JavaScript JcsEd25519Signature2020 fails against Test Vectors

[Aconitin]

When running the code over here against the Test Vectors , I always receive signatures different to the one(s) in the test vector data.

Is there something special I need to consider to get the example to work? Could you confirm that the Test Vectors are still up-to-date w.r.t. the JavaScript implementation?

It doesn't seem to me that the Test Vectors are the result of following the specification precisely...

[JelleMillenaar]

So after doing some test runs, we concluded that there are currently two "groups" of implementations of JcsEd25519 signing in the repository that are incompatible with each other. The JavaScript implementation follows the spec, by hashing the input first with SHA-256 and using Ed25519 from TweetNaCl. Both Golang and Java don't follow the spec as they don't hash with SHA-256, but instead use an Ed25519 implementation that hashes with SHA-512 during the signature generation (This is probably also incompatible with TweetNaCl). This result is also what matches the Test Vectors and this result was easy to recreate in Rust using the Z-Cash Ed25519 implementation.

Our recommendation would be to alter the spec to remove the SHA-256 hashing step as that is usually taken care of by the Ed25519 signature generation anyway, while also updating the JavaScript implementation to match the Test Vectors.

We would love a response to hear which of the two directions will be chosen as we otherwise have to alter our implementation (Which will be a breaking change for our DID library). Thanks :)

[olivereanderson]

@OR13 and/or @decentralgabe do you know if there are any plans to reconsider the Proof Generation Algorithm in the JcsEd25519Signature2020 specification with regards to the recommendations from @JelleMillenaar and @cycraig (see #26)?

[OR13]

Transmute is not planning to support this suite... there are better alternatives being discussed in the VCWG.

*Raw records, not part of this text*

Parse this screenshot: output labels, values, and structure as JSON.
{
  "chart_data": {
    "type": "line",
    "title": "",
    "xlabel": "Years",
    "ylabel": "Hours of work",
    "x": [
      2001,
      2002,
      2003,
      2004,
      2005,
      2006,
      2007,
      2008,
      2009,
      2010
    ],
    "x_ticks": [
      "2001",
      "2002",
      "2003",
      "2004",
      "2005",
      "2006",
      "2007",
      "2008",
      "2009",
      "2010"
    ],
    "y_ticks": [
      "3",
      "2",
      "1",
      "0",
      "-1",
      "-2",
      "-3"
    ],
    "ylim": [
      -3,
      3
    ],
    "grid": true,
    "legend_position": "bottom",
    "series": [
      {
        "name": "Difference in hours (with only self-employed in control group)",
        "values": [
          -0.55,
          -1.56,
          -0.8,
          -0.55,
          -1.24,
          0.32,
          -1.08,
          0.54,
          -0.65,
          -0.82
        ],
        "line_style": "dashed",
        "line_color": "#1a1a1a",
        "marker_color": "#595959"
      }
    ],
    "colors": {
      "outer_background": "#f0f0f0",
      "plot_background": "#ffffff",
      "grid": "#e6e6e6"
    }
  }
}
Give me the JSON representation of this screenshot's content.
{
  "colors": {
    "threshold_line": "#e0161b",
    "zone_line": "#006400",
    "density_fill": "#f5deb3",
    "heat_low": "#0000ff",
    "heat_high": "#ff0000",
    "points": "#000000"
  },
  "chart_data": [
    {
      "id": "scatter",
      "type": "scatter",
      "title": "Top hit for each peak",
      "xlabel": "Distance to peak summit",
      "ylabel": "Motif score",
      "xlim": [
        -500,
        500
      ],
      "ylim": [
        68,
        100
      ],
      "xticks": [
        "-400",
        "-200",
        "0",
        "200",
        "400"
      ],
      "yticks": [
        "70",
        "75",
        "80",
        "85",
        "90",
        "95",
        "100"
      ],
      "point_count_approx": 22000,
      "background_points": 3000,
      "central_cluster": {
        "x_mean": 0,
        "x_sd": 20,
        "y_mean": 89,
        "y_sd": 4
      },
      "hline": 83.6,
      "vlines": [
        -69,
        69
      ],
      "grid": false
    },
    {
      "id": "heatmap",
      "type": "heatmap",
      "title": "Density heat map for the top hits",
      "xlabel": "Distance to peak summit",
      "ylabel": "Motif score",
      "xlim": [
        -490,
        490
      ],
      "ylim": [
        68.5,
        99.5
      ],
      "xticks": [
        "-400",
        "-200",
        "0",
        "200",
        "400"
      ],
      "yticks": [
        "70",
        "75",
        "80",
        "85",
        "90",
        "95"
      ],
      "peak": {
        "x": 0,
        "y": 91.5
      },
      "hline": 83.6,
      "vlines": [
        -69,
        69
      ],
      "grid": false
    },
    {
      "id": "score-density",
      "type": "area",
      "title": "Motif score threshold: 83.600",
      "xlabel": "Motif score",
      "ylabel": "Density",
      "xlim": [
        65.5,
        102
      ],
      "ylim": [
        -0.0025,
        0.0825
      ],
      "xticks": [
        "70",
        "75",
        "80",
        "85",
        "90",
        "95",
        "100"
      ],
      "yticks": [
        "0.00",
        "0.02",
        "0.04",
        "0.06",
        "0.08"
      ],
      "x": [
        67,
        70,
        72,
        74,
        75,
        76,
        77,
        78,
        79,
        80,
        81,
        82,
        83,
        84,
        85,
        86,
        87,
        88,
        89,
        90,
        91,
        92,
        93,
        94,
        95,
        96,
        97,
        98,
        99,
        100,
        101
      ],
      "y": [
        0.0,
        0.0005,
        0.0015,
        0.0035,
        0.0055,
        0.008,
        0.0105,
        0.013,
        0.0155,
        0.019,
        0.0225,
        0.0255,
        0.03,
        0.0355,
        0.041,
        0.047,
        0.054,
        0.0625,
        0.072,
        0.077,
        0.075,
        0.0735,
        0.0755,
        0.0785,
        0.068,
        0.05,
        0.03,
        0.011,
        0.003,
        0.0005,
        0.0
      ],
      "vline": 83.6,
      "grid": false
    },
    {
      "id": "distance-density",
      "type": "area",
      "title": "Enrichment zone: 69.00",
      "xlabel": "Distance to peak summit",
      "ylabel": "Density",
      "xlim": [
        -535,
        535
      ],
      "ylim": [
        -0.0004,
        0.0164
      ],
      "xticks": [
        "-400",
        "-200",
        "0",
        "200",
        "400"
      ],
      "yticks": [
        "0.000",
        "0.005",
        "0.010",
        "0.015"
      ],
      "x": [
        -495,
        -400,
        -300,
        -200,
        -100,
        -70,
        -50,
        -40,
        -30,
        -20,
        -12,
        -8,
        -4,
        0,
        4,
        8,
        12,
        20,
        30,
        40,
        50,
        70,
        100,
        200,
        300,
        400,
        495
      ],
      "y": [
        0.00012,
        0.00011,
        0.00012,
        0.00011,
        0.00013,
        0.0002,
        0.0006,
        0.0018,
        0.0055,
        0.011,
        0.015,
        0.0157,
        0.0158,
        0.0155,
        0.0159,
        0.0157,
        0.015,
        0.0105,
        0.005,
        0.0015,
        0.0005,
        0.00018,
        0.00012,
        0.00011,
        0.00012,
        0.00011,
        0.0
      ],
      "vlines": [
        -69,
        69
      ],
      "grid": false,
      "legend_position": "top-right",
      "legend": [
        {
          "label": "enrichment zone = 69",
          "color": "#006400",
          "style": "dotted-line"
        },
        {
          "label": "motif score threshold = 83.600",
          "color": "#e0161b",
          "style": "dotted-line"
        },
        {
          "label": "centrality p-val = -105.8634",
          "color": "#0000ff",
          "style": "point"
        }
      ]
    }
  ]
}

I am happy to review a PR that addresses both implementation and test vectors.

[decentralgabe]

@olivereanderson similarly, I am no longer interested in this work. Aligned with Orie. That said, if you wish to become a new owner, happy to support you there.

[olivereanderson]

Thank you both for explaining (and also for kindly offering to help us if we decide to propose a PR).

@OR13 would you be willing to go into a bit more detail about the alternatives being discussed in the VCWG and how they compare to JcsEd25519Signature2020?

[OR13]

The primary alternative is https://github.com/w3c-ccg/lds-jws2020

It supports all the JOSE signature types, but relies on URDNA2015 for canonicalization, which aligns it with 99% of other Data Integrity Proofs.

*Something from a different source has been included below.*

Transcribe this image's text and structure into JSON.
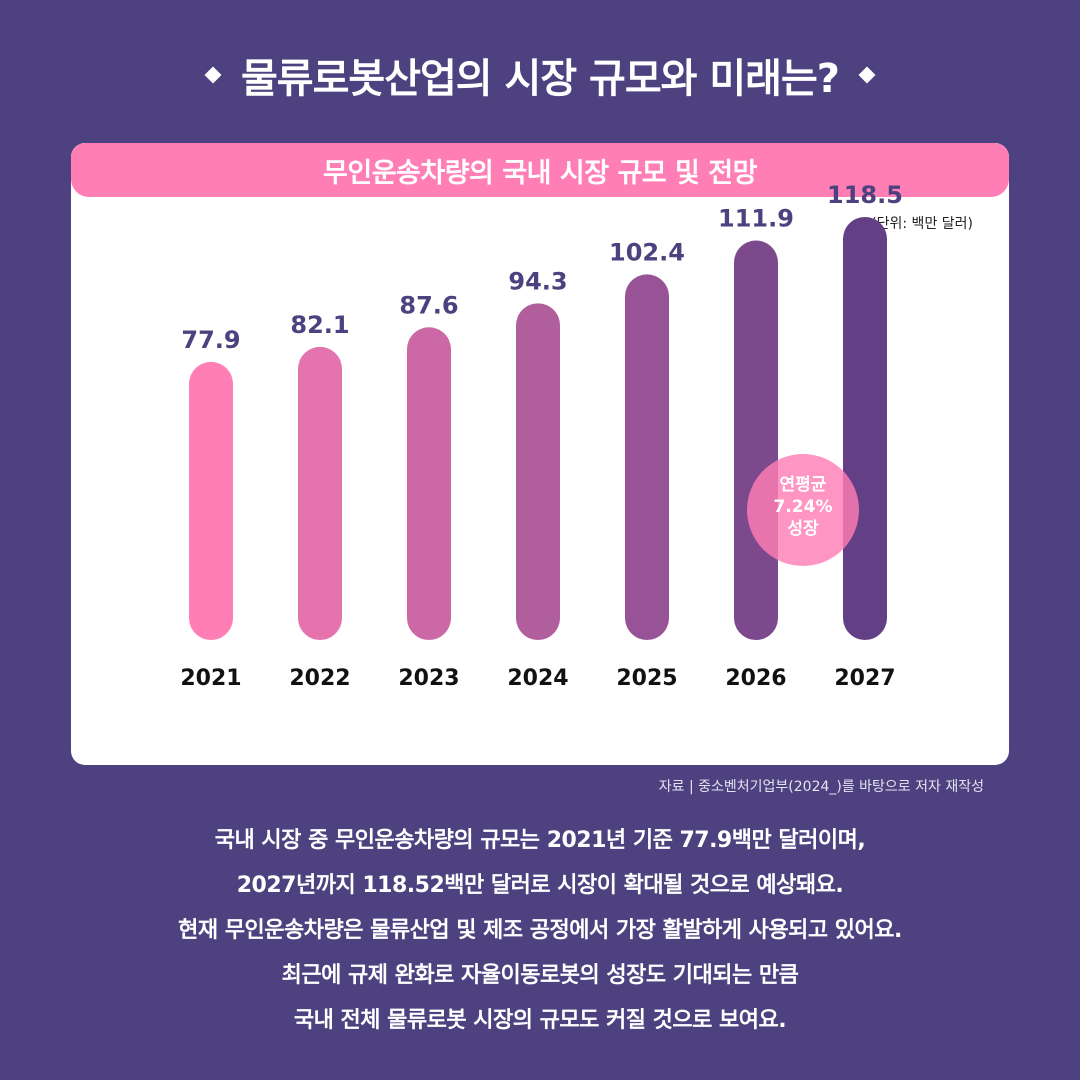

You can also just with VC-JWT, which does not require any normalization, supports standard signature envelope formats, and is probably the simplest way of creating a credential with off the shelf libraries.

I'm editor on both of those items in the VC WG, we have not imported any history for either yet, but we are starting that process, here are the repos to follow:

• https://github.com/w3c/vc-jws-2020
• https://github.com/w3c/vc-jwt

[olivereanderson]

@OR13 Thank you very much for your reply and the links. This is indeed useful for us to know.

We have yet to make a decision on how to proceed, but from reading the create verify hash algorithm from the VC Data Integrity spec it seems that the problem of knowing whether to hash the value to be signed before passing it to a signature algorithm that (also) hashes internally affects other LD proof suites as well (see the issue under point 5).

[OR13]

Yes, the createVerifyData algorithm, uses hashing an canonicalization to protect RDF.... the exact algorithm is being defined at the W3C.